Smooth Mesh Estimation from Depth Data using Non-Smooth Convex Optimization
This addresses the computational inefficiency of volumetric fusion for 3D mesh reconstruction in robotics or computer vision, offering a direct method with real-time performance.
The paper tackles the problem of generating 3D meshes directly from depth data without intermediate volumetric representations, which are computationally expensive, by formulating a non-smooth convex optimization problem solved with a primal-dual method, resulting in a smooth and accurate mesh that runs in real-time and improves state-of-the-art.

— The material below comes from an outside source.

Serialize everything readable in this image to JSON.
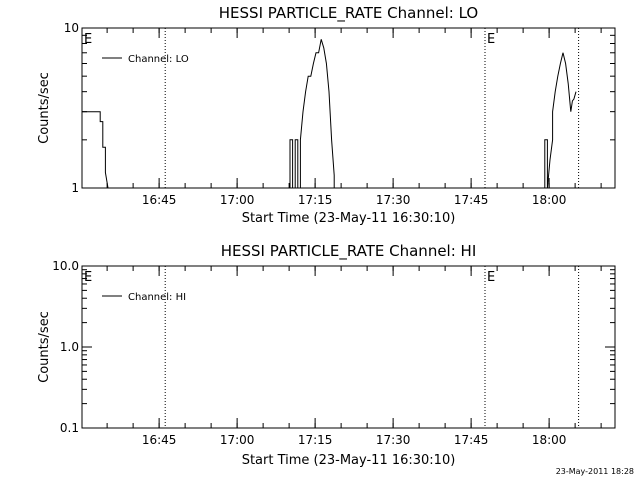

Meshes are commonly used as 3D maps since they encode the topology of the scene while being lightweight. Unfortunately, 3D meshes are mathematically difficult to handle directly because of their combinatorial and discrete nature. Therefore, most approaches generate 3D meshes of a scene after fusing depth data using volumetric or other representations. Nevertheless, volumetric fusion remains computationally expensive both in terms of speed and memory. In this paper, we leapfrog these intermediate representations and build a 3D mesh directly from a depth map and the sparse landmarks triangulated with visual odometry. To this end, we formulate a non-smooth convex optimization problem that we solve using a primal-dual method. Our approach generates a smooth and accurate 3D mesh that substantially improves the state-of-the-art on direct mesh reconstruction while running in real-time.